Mozambique is one of the world’s poorest countries. Despite its impressive economic growth rates and the encouraging development progress made by the government in recent years, poverty continues to be severe and widespread. According to the national household survey conducted in 2008-2009, the number of Mozambicans living in absolute poverty had been reduced to 54 per cent from 70 per cent in 1997. However, the vast majority of the rural population still lives on less than US$ 1.25 a day and lacks basic services such as access to safe water, health facilities and schools.
Poverty is still predominantly a rural phenomenon in Mozambique. More than 70 per cent of poor households live in rural areas. Farming is their main source of food and income, but agricultural productivity is low. Farmers and fishers generally make enough to meet their households’ basic food requirements, with a small surplus for sale in some cases. Incomes from both farming and fishing are meagre, and most of the rural population survives at subsistence level.
The country’s low agricultural productivity is the result of a lack of appropriate technologies and supports. In addition, produce markets are generally distant, unreliable and uncompetitive for smallholder farmers, who depend on traditional farming methods, low-yield seed varieties and manual cultivation techniques. Alternative sources of income outside agriculture are few.
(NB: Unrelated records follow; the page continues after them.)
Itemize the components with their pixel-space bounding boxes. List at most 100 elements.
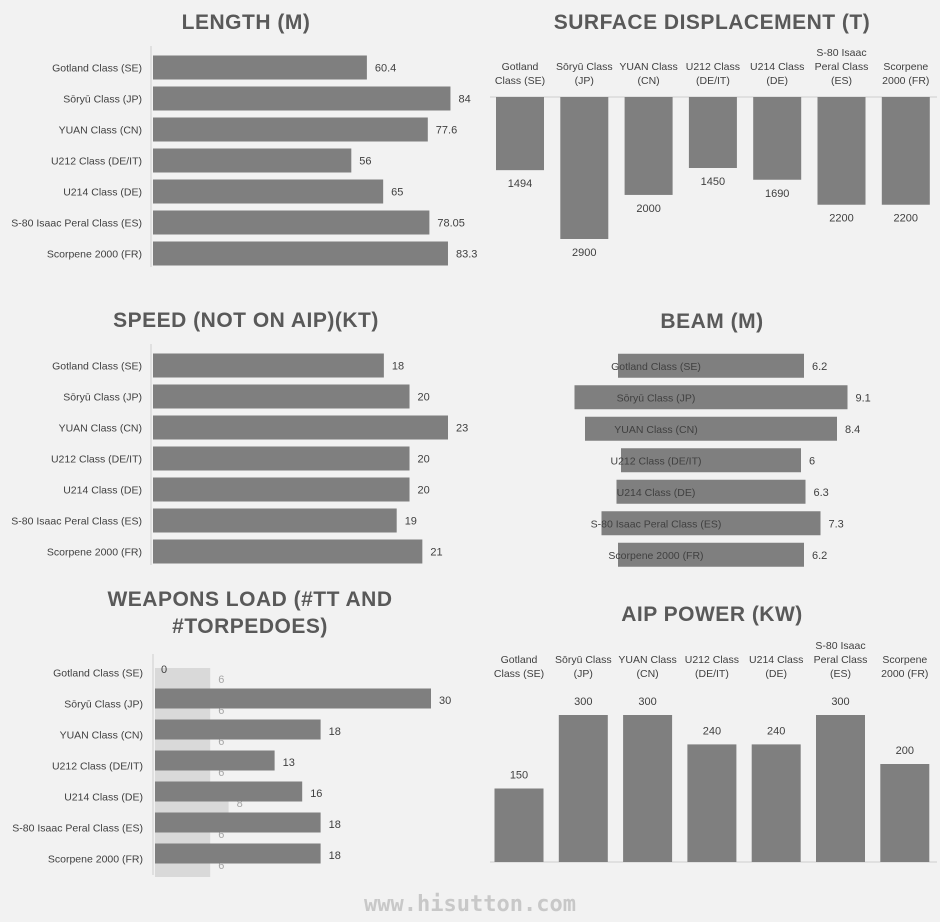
beam-bar <box>574 385 848 410</box>
length-value-label: 77.6 <box>436 125 457 137</box>
length-value-label: 56 <box>359 156 371 168</box>
displacement-bar <box>688 97 737 168</box>
beam-bar <box>601 511 821 536</box>
speed-category-label: Gotland Class (SE) <box>52 361 142 373</box>
displacement-title: SURFACE DISPLACEMENT (T) <box>554 11 871 34</box>
aip-value-label: 240 <box>703 725 721 737</box>
weapons-bar <box>155 750 275 771</box>
displacement-category-label: Sōryū Class (JP) <box>556 61 613 87</box>
beam-value-label: 7.3 <box>829 518 844 530</box>
weapons-category-label: S-80 Isaac Peral Class (ES) <box>12 823 143 835</box>
speed-bar <box>153 539 423 564</box>
speed-value-label: 21 <box>430 547 442 559</box>
aip-value-label: 300 <box>574 696 592 708</box>
weapons-bar <box>155 843 321 864</box>
beam-value-label: 6 <box>809 455 815 467</box>
speed-value-label: 23 <box>456 423 468 435</box>
displacement-bar <box>817 97 866 205</box>
weapons-value-label: 18 <box>329 819 341 831</box>
beam-category-label: U212 Class (DE/IT) <box>610 455 701 467</box>
weapons-category-label: Scorpene 2000 (FR) <box>48 854 143 866</box>
length-category-label: S-80 Isaac Peral Class (ES) <box>11 218 142 230</box>
beam-bar <box>618 353 804 378</box>
speed-value-label: 19 <box>405 516 417 528</box>
length-value-label: 60.4 <box>375 63 396 75</box>
beam-value-label: 6.3 <box>814 487 829 499</box>
weapons-bar <box>155 812 321 833</box>
beam-value-label: 6.2 <box>812 550 827 562</box>
length-bar <box>153 86 451 111</box>
aip-bar <box>687 744 737 862</box>
speed-value-label: 20 <box>418 392 430 404</box>
weapons-category-label: Gotland Class (SE) <box>53 668 143 680</box>
aip-category-label: Scorpene 2000 (FR) <box>881 654 928 680</box>
weapons-title: WEAPONS LOAD (#TT AND #TORPEDOES) <box>107 588 392 638</box>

In times of scarcity, poor rural people have little to buffer them from food insecurity.
Within rural communities in Mozambique, women are particularly disadvantaged. They have considerably less access to education than men and, therefore, fewer skills. Health care is inadequate, and the number of women who die in childbirth is high.
Most rural women work in agriculture and play a crucial role in growing food crops and generating income for their families. Yet they have little access to, or control over, productive resources. Although the 1997 Land Law affirms that women should enjoy equal access to land, many women are unaware of their legal rights and those rights are not enforced in practice. At the same time, the number of women who head their households is rising rapidly. These women have limited land to farm and limited food security, and are highly vulnerable.
The central and northern provinces of Mozambique have greater agricultural potential, more fertile soil and more abundant rainfall than other parts of the country, and they generally produce agricultural surpluses. Moving from the central to the southern provinces, the climate becomes drier, the soil is poorer and natural disasters such as droughts and floods occur more frequently. These areas – together with coastal communities, which suffer extreme isolation – are the poorest in the country.
Overall, poverty in rural Mozambique is marked by isolation, inadequate infrastructure and the consequent lack of access to goods and services. The road network is in very poor condition, for example, and only about 60 per cent of rural people have access to safe water. Rural poverty is also closely related to lack of access to health care and education. Although the situation has improved over time, significantly more progress will be required to attain the health and education-related Millennium Development Goals and improve access to other social services.
War, disease and natural disasters.
In the decades since it gained independence, Mozambique has struggled through a series of calamities that have aggravated poverty levels throughout the country, especially in rural areas.
The Mozambican civil war lasted for 16 years, leaving most rural infrastructure damaged or destroyed and large portions of arable land infested with landmines. Both the conflict and subsequent floods and drought forced large numbers of displaced persons to migrate to urban and coastal areas. The impact on the environment has been considerable, resulting in land desertification and the pollution of inland and coastal waters in certain areas.
Poor rural households are particularly vulnerable to natural disasters such as droughts and floods that periodically beset the southern and central areas of Mozambique. In the wake of such events, they are immediately exposed to the threat of food insecurity since they have few income-generating alternatives to agriculture.
The prevalence of the HIV/AIDS virus in Mozambique – with 11 per cent of the population currently living with HIV – is a further point of vulnerability for poor rural households, aggravating poverty and malnutrition levels. The virus affects the most productive household members and drains already meagre resources, which are used to pay for medical fees and other care.